Но долго так продолжаться не могло. С развитием авиационных технологий самолеты оснастили кислородными масками, но предназначались они только для пассажиров, а не для членов экипажа, которые, как считалось, привычны к таким высотам. Это новшество значительно улучшило условия полета. Теперь не только дети, но даже младенцы могли летать на самолетах. Ранее никто не знал, смогут ли они выдержать перепад давлений. После того как все эти проблемы разрешились, мы часто стали брать на борт детей, поскольку по сравнению с шестнадцатичасовой поездкой на поезде мы преодолевали то же самое расстояние за два с половиной часа.

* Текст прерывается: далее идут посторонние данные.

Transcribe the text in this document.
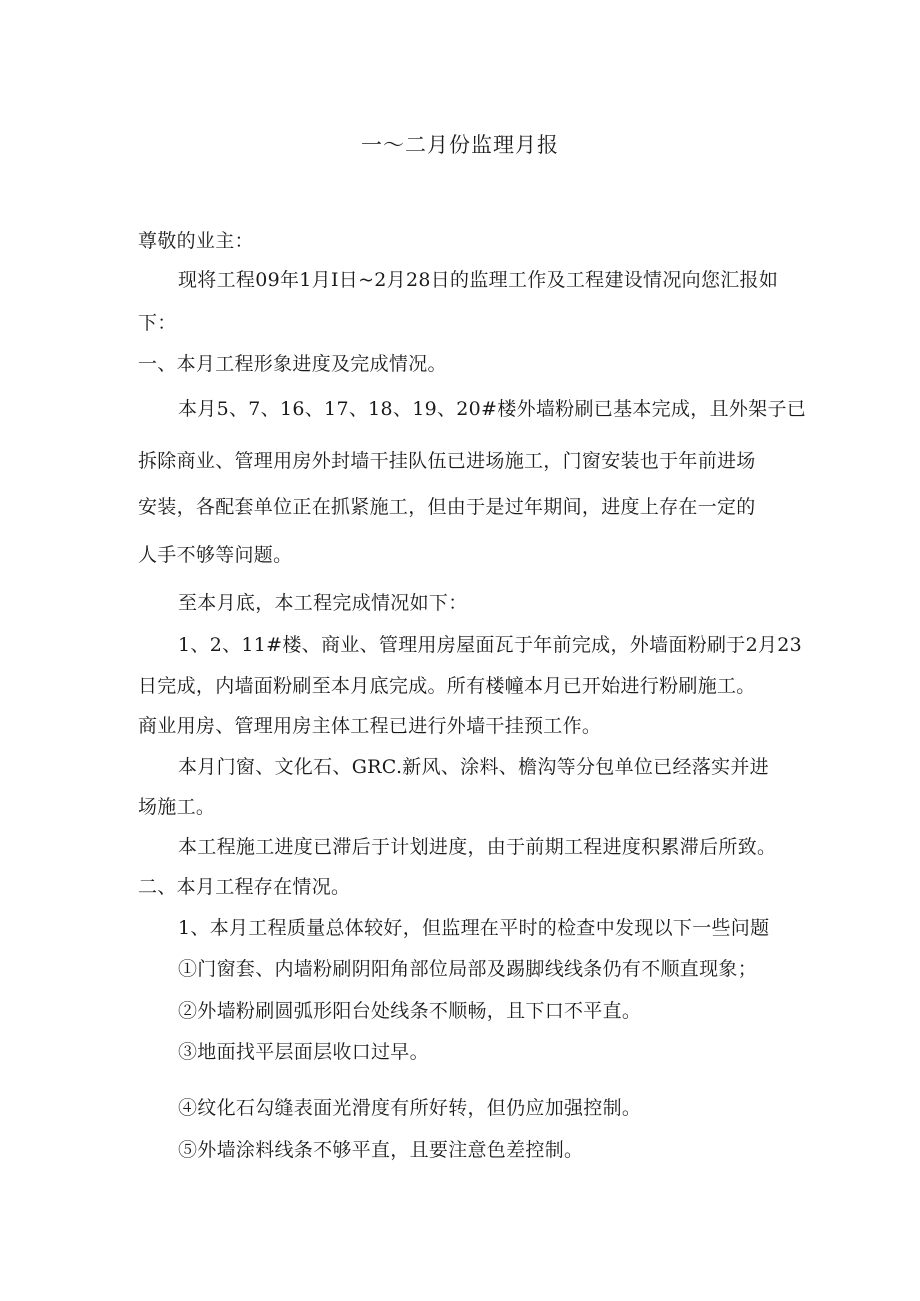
一〜二月份监理月报
尊敬的业主：
现将工程09年1月I日~2月28日的监理工作及工程建设情况向您汇报如
下：
一、本月工程形象进度及完成情况。
本月5、7、16、17、18、19、20#楼外墙粉刷已基本完成，且外架子已
拆除商业、管理用房外封墙干挂队伍已进场施工，门窗安装也于年前进场
安装，各配套单位正在抓紧施工，但由于是过年期间，进度上存在一定的
人手不够等问题。
至本月底，本工程完成情况如下：
1、2、11#楼、商业、管理用房屋面瓦于年前完成，外墙面粉刷于2月23
日完成，内墙面粉刷至本月底完成。所有楼幢本月已开始进行粉刷施工。
商业用房、管理用房主体工程已进行外墙干挂预工作。
本月门窗、文化石、GRC.新风、涂料、檐沟等分包单位已经落实并进
场施工。
本工程施工进度已滞后于计划进度，由于前期工程进度积累滞后所致。
二、本月工程存在情况。
1、本月工程质量总体较好，但监理在平时的检查中发现以下一些问题
①门窗套、内墙粉刷阴阳角部位局部及踢脚线线条仍有不顺直现象；
②外墙粉刷圆弧形阳台处线条不顺畅，且下口不平直。
③地面找平层面层收口过早。
④纹化石勾缝表面光滑度有所好转，但仍应加强控制。
⑤外墙涂料线条不够平直，且要注意色差控制。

Для самых маленьких гостей у нас имелись маленькие кислородные подушки. В обязанности моего радиста входило присматривать за детьми на борту. Как только у них синели губы, он приводил в действие дыхательный аппарат. Когда их губы снова становились бледными, он перекрывал доступ кислорода, чтобы подать его снова в случае необходимости. Для удобства взрослых пассажиров кислородные подушки были прикреплены к ручке каждого сиденья. При появлении усталости, которая является первым признаком недостатка в организме кислорода, пассажиры могли развернуть упакованные в целлофан резиновые мундштуки, подсоединенные к шлангу, и начать вдыхать кислород до тех пор, пока им не становилось лучше. Они использовали дыхательные аппараты в соответствии с индивидуальными потребностями организма.
Смешанное от руки горючее
Другое сильное неудобство возникло по причине того, что аэропорт в Тренто после 1929 года уже не мог принимать большие самолеты. После этого мы выбрали более прямой маршрут, проходивший над Бреннерским перевалом, а далее над горной цепью Адамелло. При этом мы следовали на высоте 3,5 тысячи метров, а затем наш путь пролегал над озером Изео до Милана. Поскольку у нас все еще часто случались серьезные проблемы с работой двигателей, а в горах не имелось заранее оборудованных мест, на которых можно было бы совершить вынужденную посадку, я на всякий случай присмотрел сравнительно плоский ледник в горной цепи Адамелло и даже наметил возможный маршрут эвакуации оттуда. К счастью, все это так никогда и не пригодилось.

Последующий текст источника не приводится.